Your Child Makes Sense. A Guidebook for Parents: By Edith Buxbaum, Ph.D. With a Foreword by Anna Freud. New York: International Universities Press, Inc., 1949. 204 pp.

Review by:
Lili E. Peller

This is a popular book based on the author's long psychoanalytic experience in this country and abroad. As a 'Guidebook for Parents', it is concerned not only with conscious educational plans and intentions, but it also shows how the emotional interplay between the adults in the home affects the child. The young child senses its mother's moods to a surprising extent. Temperamental differences between mother and child can become a cause of disturbance; a mother who is aware of the child's resemblance to a disliked uncle or father may react to the child with ambivalence. Discord in the home is harmful to a young child whether or not it is drawn into it. A child who has been harshly corrected may become more submissive than the parents intended. One chapter has the poignant title, Children Are Good Observers and Bad Interpreters; the parents are warned that overt actions do not tell the whole story; even the young child is not always an open book for its parents. These are points not included in other books; here, and in the ensuing practical advice, this book covers new ground. Other chapters, like Mouth Activities, and Control of Excretory Functions, present material which will be partly familiar to the reading parent. On the other hand, this reviewer misses a discussion of the relation of the child's castration anxiety to the care of its hair and nails, or its bathing and clothing. The conflicts stemming from the child's physical care are not discussed in other books; Edith Buxbaum could have shown that here too 'the child makes sense'.

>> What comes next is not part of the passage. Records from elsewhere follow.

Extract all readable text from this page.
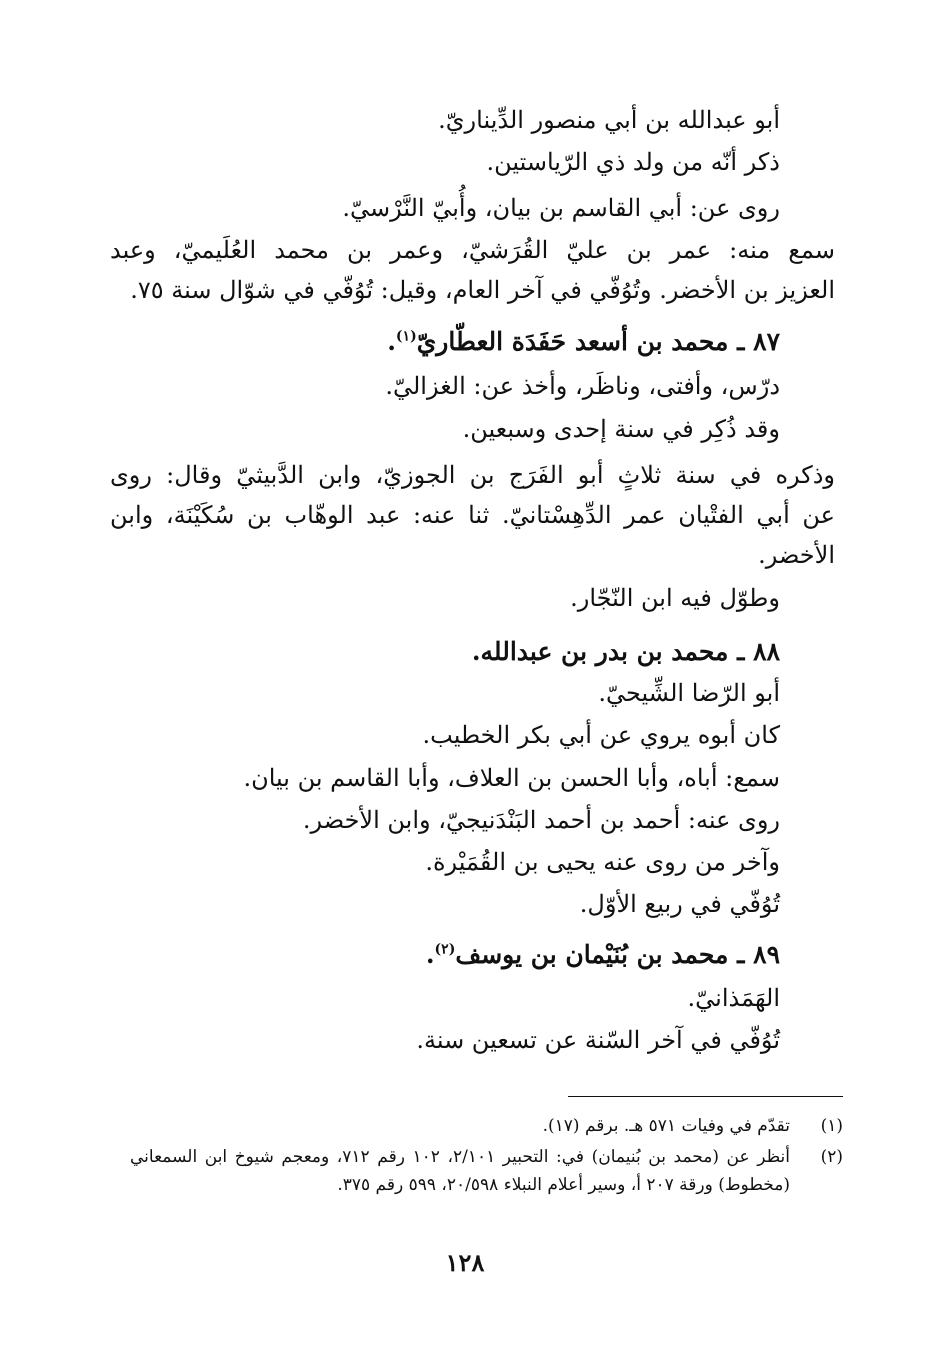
أبو عبدالله بن أبي منصور الدِّيناريّ.
ذكر أنّه من ولد ذي الرّياستين.
روى عن: أبي القاسم بن بيان، وأُبيّ النَّرْسيّ.
سمع منه: عمر بن عليّ القُرَشيّ، وعمر بن محمد العُلَيميّ، وعبد
العزيز بن الأخضر. وتُوُفّي في آخر العام، وقيل: تُوُفّي في شوّال سنة ٧٥.
٨٧ ـ محمد بن أسعد حَفَدَة العطّاريّ$^{(١)}$.
درّس، وأفتى، وناظَر، وأخذ عن: الغزاليّ.
وقد ذُكِر في سنة إحدى وسبعين.
وذكره في سنة ثلاثٍ أبو الفَرَج بن الجوزيّ، وابن الدَّبيثيّ وقال: روى
عن أبي الفتْيان عمر الدِّهِسْتانيّ. ثنا عنه: عبد الوهّاب بن سُكَيْنَة، وابن
الأخضر.
وطوّل فيه ابن النّجّار.
٨٨ ـ محمد بن بدر بن عبدالله.
أبو الرّضا الشِّيحيّ.
كان أبوه يروي عن أبي بكر الخطيب.
سمع: أباه، وأبا الحسن بن العلاف، وأبا القاسم بن بيان.
روى عنه: أحمد بن أحمد البَنْدَنيجيّ، وابن الأخضر.
وآخر من روى عنه يحيى بن القُمَيْرة.
تُوُفّي في ربيع الأوّل.
٨٩ ـ محمد بن بُنَيْمان بن يوسف$^{(٢)}$.
الهَمَذانيّ.
تُوُفّي في آخر السّنة عن تسعين سنة.
(١)
تقدّم في وفيات ٥٧١ هـ. برقم (١٧).
(٢)
أنظر عن (محمد بن بُنيمان) في: التحبير ٢/١٠١، ١٠٢ رقم ٧١٢، ومعجم شيوخ ابن السمعاني (مخطوط) ورقة ٢٠٧ أ، وسير أعلام النبلاء ٢٠/٥٩٨، ٥٩٩ رقم ٣٧٥.
١٢٨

Parents are relieved to read about others who have problems similar to their own. The many short case histories, well chosen from the author's wide experience, offer this comfort.

A book which of necessity points to many potential dangers should not be unduly threatening or pessimistic. Substituting 'may be' for 'is' or qualifying a blunt assertion by 'sometimes' would lead to less apprehension without affecting the truth.